About

Hi, this is the Readme.

This Model was created as a study experiment, to re-create alpaca on my end.
It uses the gururise/AlpacaDataCleaned Dataset ( From April 7 )

Specifications

Base Model:
LLaMA 7B

Training Parameters:
Micro_Batch_Size = 8
Batch_Size = 128
Gradient_Accumulation_Steps = Batch_Size / Micro_Batch_Size # ( 0.0625 )
Epochs = 2
Learning_Rate = 2e-5
Cutoff_Len = 256 # This ( 256 ) accounts for about 96% of all data
Lora_R = 4
Lora_Alpha = 16
Lora_Dropout = 0.05

Files

adapter_model.bin # This is the Fine-tuned Weights that goes over the base LLaMA Model.
adapter_config.bin # This is Config File for the adapter_model file.

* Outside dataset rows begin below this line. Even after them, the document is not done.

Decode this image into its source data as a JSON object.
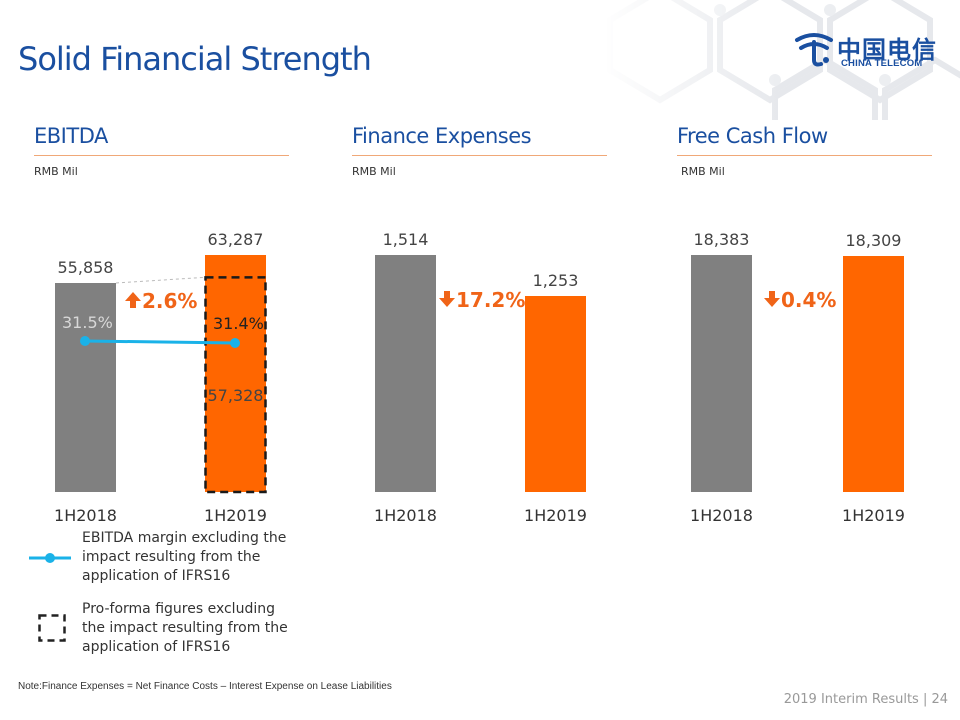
{
  "title": "Solid Financial Strength",
  "logo": {
    "cn": "中国电信",
    "en": "CHINA TELECOM"
  },
  "unit": "RMB Mil",
  "chart_data": [
    {
      "type": "bar",
      "title": "EBITDA",
      "unit": "RMB Mil",
      "categories": [
        "1H2018",
        "1H2019"
      ],
      "values": [
        55858,
        63287
      ],
      "value_labels": [
        "55,858",
        "63,287"
      ],
      "proforma": {
        "category": "1H2019",
        "value": 57328,
        "label": "57,328"
      },
      "margin_line": {
        "values": [
          31.5,
          31.4
        ],
        "labels": [
          "31.5%",
          "31.4%"
        ]
      },
      "change": {
        "direction": "up",
        "label": "2.6%"
      },
      "colors": [
        "#808080",
        "#ff6600"
      ]
    },
    {
      "type": "bar",
      "title": "Finance Expenses",
      "unit": "RMB Mil",
      "categories": [
        "1H2018",
        "1H2019"
      ],
      "values": [
        1514,
        1253
      ],
      "value_labels": [
        "1,514",
        "1,253"
      ],
      "change": {
        "direction": "down",
        "label": "17.2%"
      },
      "colors": [
        "#808080",
        "#ff6600"
      ]
    },
    {
      "type": "bar",
      "title": "Free Cash Flow",
      "unit": "RMB Mil",
      "categories": [
        "1H2018",
        "1H2019"
      ],
      "values": [
        18383,
        18309
      ],
      "value_labels": [
        "18,383",
        "18,309"
      ],
      "change": {
        "direction": "down",
        "label": "0.4%"
      },
      "colors": [
        "#808080",
        "#ff6600"
      ]
    }
  ],
  "legend": {
    "line": "EBITDA margin excluding the impact resulting from the application of IFRS16",
    "line_lines": [
      "EBITDA margin excluding the",
      "impact resulting from the",
      "application of IFRS16"
    ],
    "box": "Pro-forma figures excluding the impact resulting from the application of IFRS16",
    "box_lines": [
      "Pro-forma figures excluding",
      "the impact resulting from the",
      "application of IFRS16"
    ]
  },
  "note": "Note:Finance Expenses = Net Finance Costs – Interest Expense on Lease Liabilities",
  "footer": "2019 Interim Results | 24",
  "colors": {
    "title_blue": "#1a4fa0",
    "accent_orange": "#f06418",
    "line_cyan": "#1ab2e8",
    "bar_gray": "#808080",
    "bar_orange": "#ff6600"
  }
}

consolidated.00.pth # This File is the Base Model File ( LLaMA 7B ), merged with the fine-tuned weights ( adapter_model.bin ).
tokenizer.model # This is the tokenizer file, it converts the input text ( prompt ) to tokens that the NN can understand.
params.json # Parameters of the Model.

ggml_model_f16.bin # This is the same model ( consolidated.00.pth ), but now it's in 'ggml f16' format. We need this format to quantize it with llama.cpp.
llama-hf-7b # This folder contains the same model ( consolidated.00.pth ), but now it's in 'huggingface' format. We need this format to quantize it with GPTQ.

quantized-model:
ggml-model-q4_0.bin # This is the 4-bit Quantized Model by llama.cpp, I found this to be better than GPTQ.
llama7b-4bit-128g.pt # This is the Quantized Model by GPTQ. It takes longer to train and gives worse results compared to llama.cpp, but it does have a ( 7.6% ) smaller file size.